Thomas dreams of becoming a folk singer, and usually practices his guitar after the day's work. However, he is hesitant to perform the songs he has composed before an audience at the local club. He has a crush on a local girl, Joan, who works at the post office, but is too nervous to tell her how he feels about her.

Thomas's mother Lillian entertains suitors in the front room of the house. One of the men she meets is Edgar Acheson, who claims to be a director from America who is in town location scouting for a film adaptation of the novel The Outermost. Edgar believes Longferry can stand in as 1880s Maine in the film production.

Thomas is captivated by this charismatic stranger, whom he believes may be able to assist him in starting his career as a folk singer. When Edgar asks Thomas to be his guide during the scouting process, Thomas agrees and takes him onto the beach at Longferry. Things quickly go awry as Edgar gets lost in the fog and Thomas almost drowns in a sink pit, during which Thomas has a vision of his father as a folk singer, who rejects Thomas after initially inviting him to join his band. He is rescued by Edgar, who invites Thomas for further location scouting the following day.

Upon arriving at Edgar's hotel, he is instead greeted by Mildred, Edgar's mother. Mildred reveals that Edgar is a fraudster, who was psychologically damaged after becoming addicted to benzedrine during his time serving as a soldier in the Second World War. Thomas finds this difficult to believe despite Mildred explaining how Edgar's erratic behaviour not only ruined his promising film career but also drove his family from him. Thomas resolves to remain close with Edgar but, when attempting to visit him one day, is confronted by the stupor Edgar has fallen into while withdrawing from the drug.
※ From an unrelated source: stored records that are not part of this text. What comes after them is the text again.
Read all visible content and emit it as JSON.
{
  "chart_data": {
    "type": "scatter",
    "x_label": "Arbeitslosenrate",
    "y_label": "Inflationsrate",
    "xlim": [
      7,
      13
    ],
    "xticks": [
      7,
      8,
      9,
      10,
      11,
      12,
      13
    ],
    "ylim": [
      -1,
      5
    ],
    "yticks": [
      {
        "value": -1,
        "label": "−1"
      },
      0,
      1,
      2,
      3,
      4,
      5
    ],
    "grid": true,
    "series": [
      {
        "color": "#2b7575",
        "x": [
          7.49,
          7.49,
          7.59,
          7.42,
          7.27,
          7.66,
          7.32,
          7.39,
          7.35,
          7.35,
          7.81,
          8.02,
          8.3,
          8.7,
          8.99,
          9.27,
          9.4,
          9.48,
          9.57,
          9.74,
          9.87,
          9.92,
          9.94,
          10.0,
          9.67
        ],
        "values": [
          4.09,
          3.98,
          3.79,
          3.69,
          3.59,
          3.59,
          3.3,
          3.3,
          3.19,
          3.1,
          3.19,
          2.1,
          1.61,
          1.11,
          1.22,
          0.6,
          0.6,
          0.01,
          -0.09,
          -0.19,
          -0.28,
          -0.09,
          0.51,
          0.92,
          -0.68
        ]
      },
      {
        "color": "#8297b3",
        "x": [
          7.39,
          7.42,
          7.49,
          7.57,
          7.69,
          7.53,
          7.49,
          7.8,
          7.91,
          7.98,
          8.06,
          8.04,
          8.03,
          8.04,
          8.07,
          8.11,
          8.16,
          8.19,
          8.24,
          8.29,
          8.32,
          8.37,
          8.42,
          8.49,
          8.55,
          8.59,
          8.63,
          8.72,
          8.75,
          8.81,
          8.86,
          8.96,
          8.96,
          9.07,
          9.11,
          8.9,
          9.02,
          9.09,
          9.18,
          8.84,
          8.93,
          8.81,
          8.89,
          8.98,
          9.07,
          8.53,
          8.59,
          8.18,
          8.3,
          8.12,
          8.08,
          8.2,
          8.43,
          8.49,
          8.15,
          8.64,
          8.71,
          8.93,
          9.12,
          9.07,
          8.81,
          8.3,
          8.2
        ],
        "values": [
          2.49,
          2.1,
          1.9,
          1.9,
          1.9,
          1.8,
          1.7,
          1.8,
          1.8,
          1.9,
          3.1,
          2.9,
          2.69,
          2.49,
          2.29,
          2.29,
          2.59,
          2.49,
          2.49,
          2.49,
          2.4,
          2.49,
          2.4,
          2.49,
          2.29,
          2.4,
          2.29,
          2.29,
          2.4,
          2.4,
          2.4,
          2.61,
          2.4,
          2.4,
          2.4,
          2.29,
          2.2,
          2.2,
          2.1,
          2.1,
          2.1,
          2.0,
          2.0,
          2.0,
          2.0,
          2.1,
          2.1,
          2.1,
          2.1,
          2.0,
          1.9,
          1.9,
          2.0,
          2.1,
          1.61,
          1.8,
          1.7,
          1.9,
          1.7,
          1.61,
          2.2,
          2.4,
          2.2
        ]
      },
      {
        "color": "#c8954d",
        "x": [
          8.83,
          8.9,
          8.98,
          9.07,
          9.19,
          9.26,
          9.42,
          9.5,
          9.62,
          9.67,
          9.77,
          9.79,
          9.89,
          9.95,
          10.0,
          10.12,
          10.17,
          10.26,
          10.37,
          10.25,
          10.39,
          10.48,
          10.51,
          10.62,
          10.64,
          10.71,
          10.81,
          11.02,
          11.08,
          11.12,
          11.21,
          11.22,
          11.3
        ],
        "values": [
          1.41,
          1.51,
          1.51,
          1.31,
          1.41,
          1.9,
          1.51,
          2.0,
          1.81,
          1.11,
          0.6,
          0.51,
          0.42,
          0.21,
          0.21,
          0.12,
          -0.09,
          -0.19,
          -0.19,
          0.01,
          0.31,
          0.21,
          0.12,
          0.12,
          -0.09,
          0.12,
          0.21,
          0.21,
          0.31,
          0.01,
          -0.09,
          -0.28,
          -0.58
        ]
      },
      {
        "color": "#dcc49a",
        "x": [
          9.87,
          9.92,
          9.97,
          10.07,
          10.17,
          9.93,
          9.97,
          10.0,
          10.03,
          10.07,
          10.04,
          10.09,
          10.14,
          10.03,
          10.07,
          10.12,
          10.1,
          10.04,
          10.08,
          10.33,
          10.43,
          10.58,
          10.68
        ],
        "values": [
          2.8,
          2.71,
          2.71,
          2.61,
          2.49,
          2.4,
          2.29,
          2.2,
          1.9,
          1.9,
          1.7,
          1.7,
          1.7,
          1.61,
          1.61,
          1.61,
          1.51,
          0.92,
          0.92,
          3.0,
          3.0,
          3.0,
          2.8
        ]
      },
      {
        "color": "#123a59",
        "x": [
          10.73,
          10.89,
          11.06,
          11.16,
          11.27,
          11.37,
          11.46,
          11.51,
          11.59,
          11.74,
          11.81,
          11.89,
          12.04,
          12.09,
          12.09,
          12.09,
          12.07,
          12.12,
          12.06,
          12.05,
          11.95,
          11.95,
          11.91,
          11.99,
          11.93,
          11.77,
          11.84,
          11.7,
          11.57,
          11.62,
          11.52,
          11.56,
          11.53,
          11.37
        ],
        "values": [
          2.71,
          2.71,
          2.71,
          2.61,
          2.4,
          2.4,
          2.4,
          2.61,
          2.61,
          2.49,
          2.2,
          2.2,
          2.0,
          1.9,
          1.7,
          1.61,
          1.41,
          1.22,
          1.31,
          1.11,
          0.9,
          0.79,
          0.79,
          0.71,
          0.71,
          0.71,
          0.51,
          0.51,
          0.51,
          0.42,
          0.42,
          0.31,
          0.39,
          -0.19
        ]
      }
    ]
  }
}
Thomas plucks up the courage to talk more with Joan, and he mentions to her he was tasked with returning a car to Mildred near London - a job which would take at least a day. Joan asks to come with him, and that she would like to hear one of his folk songs. The novel ends with Thomas preparing to perform for Joan a song which his father sang in the vision while he was drowning in the sink pit, called 'Seascraper'.

==Reception==
Jude Cook, writing for The Guardian, stated that Wood's ability to transform "the prosaic details of everyday life" into evocative prose made his writing a pleasure, despite dialogue which occasionally "veers close to folksy."

Christopher Shrimpton's review for The Times Literary Supplement was less positive, criticising the "slightly silly dream sequence" where Thomas writes a song with his estranged father. Shrimpton described the latter parts of the book, when Thomas meets Edgar, as veering towards "emphatic" and "mawkish," in contrast to the novel's richly atmospheric opening.

Johanna Thomas-Corr, writing for The Sunday Times, called the work "a fiercely atmospheric novel that engages the senses." She also commended Wood for his previous novels, calling them "unique and specific" stories centred on "working-class loners who are fascinated by human creativity but get dragged down by treachery, madness or something from their past."

Leah Greenblatt, writing for the New York Times, described Seascraper as a "small but mighty coming-of-age story" in which the author "conjures the briny, locked-in atmosphere of his setting so completely that one half-expects the pages to be stiff with sea salt and a crustaceous whiff of the catch of the day."

In September 2025 Seascraper was chosen by The Economist for its list of 'The best recent novels to read this autumn'.

It was shortlisted for the 2026 Walter Scott Prize for Historical Fiction.